Para o cliente, a impressão é de eficiência: o prazo segue curto mesmo para quem mora no 48º andar. Para os entregadores, porém, essa busca por produtividade significa pouca margem para pausas, folgas ou atrasos inevitáveis - por exemplo, quando o elevador está lotado.

“A mega-cidade vira uma máquina, na qual pessoas funcionam como engrenagens móveis - guiadas por apps, avaliações e rotas cronometradas ao minuto.”

O que está por trás de termos como “bico de entrega”

Muitos dos novos trabalhos na China entram no que se chama de trabalho por bicos (gig work). São atividades feitas sob demanda, de curto prazo e geralmente sem um contrato de trabalho tradicional. O aplicativo substitui o chefe, e a avaliação pesa mais do que qualquer conversa direta.

Os entregadores de torre fazem parte desse grupo, assim como motoristas de transporte por aplicativo e os entregadores “clássicos” que circulam nas ruas. Um atrativo é a barreira de entrada baixa: um smartphone, alguns contactos e conhecimento básico da região muitas vezes bastam.

Ao mesmo tempo, faltam salário fixo, dias de férias e benefícios sociais. Para se sustentar nesse esquema, é preciso aguentar pressão e manter disponibilidade constante.

O que essa tendência pode significar para outros países

Também na Alemanha as cidades crescem em altura, ainda que longe da velocidade das metrópoles chinesas. Projetos de arranha-céus em Frankfurt, Berlim ou Munique indicam um caminho de maior densidade, mais verticalização e mais complexidade.

Por enquanto, pontos de recolha e armários automáticos concentram boa parte das encomendas, e muitos entregadores de comida ainda vão diretamente até a porta do apartamento. Mas quanto maiores e mais labirínticos se tornarem os complexos residenciais, mais atraente tende a ser dividir os “últimos metros” - especialmente para plataformas grandes, que contabilizam cada segundo de eficiência.

É plausível que, com o tempo, surjam aqui também mensageiros especializados por prédio ou por torre, talvez primeiro em arranha-céus de luxo ou comerciais.
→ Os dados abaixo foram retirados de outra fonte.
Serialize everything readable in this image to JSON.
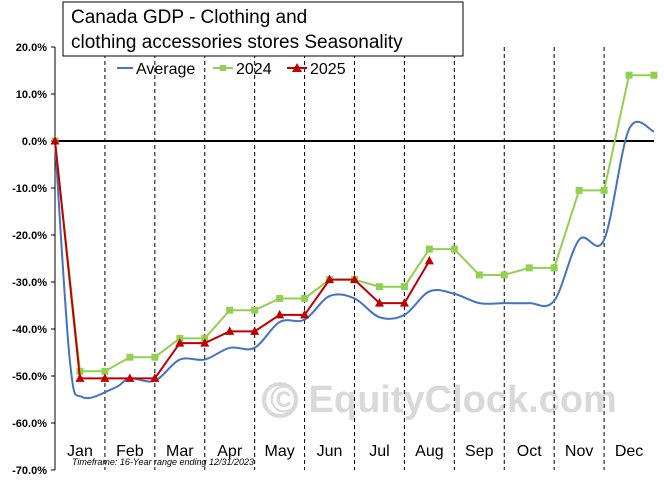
{
  "chart_data": {
    "type": "line",
    "title_line1": "Canada GDP - Clothing and",
    "title_line2": "clothing accessories stores Seasonality",
    "ylim": [
      -70,
      20
    ],
    "yticks": [
      20,
      10,
      0,
      -10,
      -20,
      -30,
      -40,
      -50,
      -60,
      -70
    ],
    "ytick_labels": [
      "20.0%",
      "10.0%",
      "0.0%",
      "-10.0%",
      "-20.0%",
      "-30.0%",
      "-40.0%",
      "-50.0%",
      "-60.0%",
      "-70.0%"
    ],
    "months": [
      "Jan",
      "Feb",
      "Mar",
      "Apr",
      "May",
      "Jun",
      "Jul",
      "Aug",
      "Sep",
      "Oct",
      "Nov",
      "Dec"
    ],
    "legend_placement": "top",
    "grid": "vertical dashed month separators",
    "series": [
      {
        "name": "Average",
        "color": "#4472c4",
        "marker": "none",
        "points": [
          [
            0,
            0
          ],
          [
            0.3,
            -47
          ],
          [
            0.55,
            -54.5
          ],
          [
            1.2,
            -52.5
          ],
          [
            1.5,
            -50.5
          ],
          [
            2.0,
            -51
          ],
          [
            2.5,
            -46.5
          ],
          [
            3.0,
            -46.5
          ],
          [
            3.5,
            -44
          ],
          [
            4.0,
            -44
          ],
          [
            4.5,
            -38.5
          ],
          [
            5.0,
            -38
          ],
          [
            5.5,
            -33
          ],
          [
            6.0,
            -33.5
          ],
          [
            6.5,
            -37.5
          ],
          [
            7.0,
            -37
          ],
          [
            7.5,
            -32
          ],
          [
            8.0,
            -32.5
          ],
          [
            8.5,
            -34.5
          ],
          [
            9.0,
            -34.5
          ],
          [
            9.5,
            -34.5
          ],
          [
            10.0,
            -34
          ],
          [
            10.5,
            -21
          ],
          [
            11.0,
            -21
          ],
          [
            11.5,
            2.5
          ],
          [
            12.0,
            2
          ]
        ]
      },
      {
        "name": "2024",
        "color": "#92d050",
        "marker": "square",
        "points": [
          [
            0,
            0
          ],
          [
            0.5,
            -49
          ],
          [
            1.0,
            -49
          ],
          [
            1.5,
            -46
          ],
          [
            2.0,
            -46
          ],
          [
            2.5,
            -42
          ],
          [
            3.0,
            -42
          ],
          [
            3.5,
            -36
          ],
          [
            4.0,
            -36
          ],
          [
            4.5,
            -33.5
          ],
          [
            5.0,
            -33.5
          ],
          [
            5.5,
            -29.5
          ],
          [
            6.0,
            -29.5
          ],
          [
            6.5,
            -31
          ],
          [
            7.0,
            -31
          ],
          [
            7.5,
            -23
          ],
          [
            8.0,
            -23
          ],
          [
            8.5,
            -28.5
          ],
          [
            9.0,
            -28.5
          ],
          [
            9.5,
            -27
          ],
          [
            10.0,
            -27
          ],
          [
            10.5,
            -10.5
          ],
          [
            11.0,
            -10.5
          ],
          [
            11.5,
            14
          ],
          [
            12.0,
            14
          ]
        ]
      },
      {
        "name": "2025",
        "color": "#c00000",
        "marker": "triangle",
        "points": [
          [
            0,
            0
          ],
          [
            0.5,
            -50.5
          ],
          [
            1.0,
            -50.5
          ],
          [
            1.5,
            -50.5
          ],
          [
            2.0,
            -50.5
          ],
          [
            2.5,
            -43
          ],
          [
            3.0,
            -43
          ],
          [
            3.5,
            -40.5
          ],
          [
            4.0,
            -40.5
          ],
          [
            4.5,
            -37
          ],
          [
            5.0,
            -37
          ],
          [
            5.5,
            -29.5
          ],
          [
            6.0,
            -29.5
          ],
          [
            6.5,
            -34.5
          ],
          [
            7.0,
            -34.5
          ],
          [
            7.5,
            -25.5
          ]
        ]
      }
    ],
    "footnote": "Timeframe: 16-Year range ending 12/31/2023",
    "watermark": "© EquityClock.com"
  }
}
Em alguns edifícios já existem serviços de concierge que apontam para algo semelhante - só que, em geral, com remuneração bem melhor e contrato formal.

Riscos, oportunidades e possíveis alternativas

Para muitas pessoas na China, a entrega em torres é uma oportunidade pragmática de ganhar dinheiro rápido - como renda extra ou solução temporária. Quem constrói uma rede sólida em certos condomínios pode conquistar clientes recorrentes e “fechar” um raio de atuação relativamente estável.

Ao mesmo tempo, os riscos são claros:

  • sobrecarga física por subir escadas e trabalhar sob pressão permanente de tempo
  • dependência de uma única plataforma ou de poucos grandes clientes
  • falta de proteção caso mudanças tecnológicas tornem a função desnecessária

A questão é se incorporadoras e administrações públicas vão reagir. Podem existir acordos fixos com serviços de entrega, regras claras de acesso e uso de elevadores, ou serviços internos com melhores garantias. Elevadores robotizados e robôs de entrega dentro de edifícios já estão a ser testados na China e, no longo prazo, podem substituir parte do trabalho humano - ou ao menos aliviar os trajetos mais pesados.

Esse novo ofício de entregadores de torre deixa evidente como planeamento urbano, tecnologia e mercado de trabalho se entrelaçam. Quando a arquitetura empurra a verticalização ao limite, aparecem empregos que, há poucos anos, soariam improváveis: pessoas que passam o dia inteiro entre lobby, elevador e porta do apartamento - bem acima das ruas onde os entregadores “de fora” seguem em ritmo de minuto a minuto.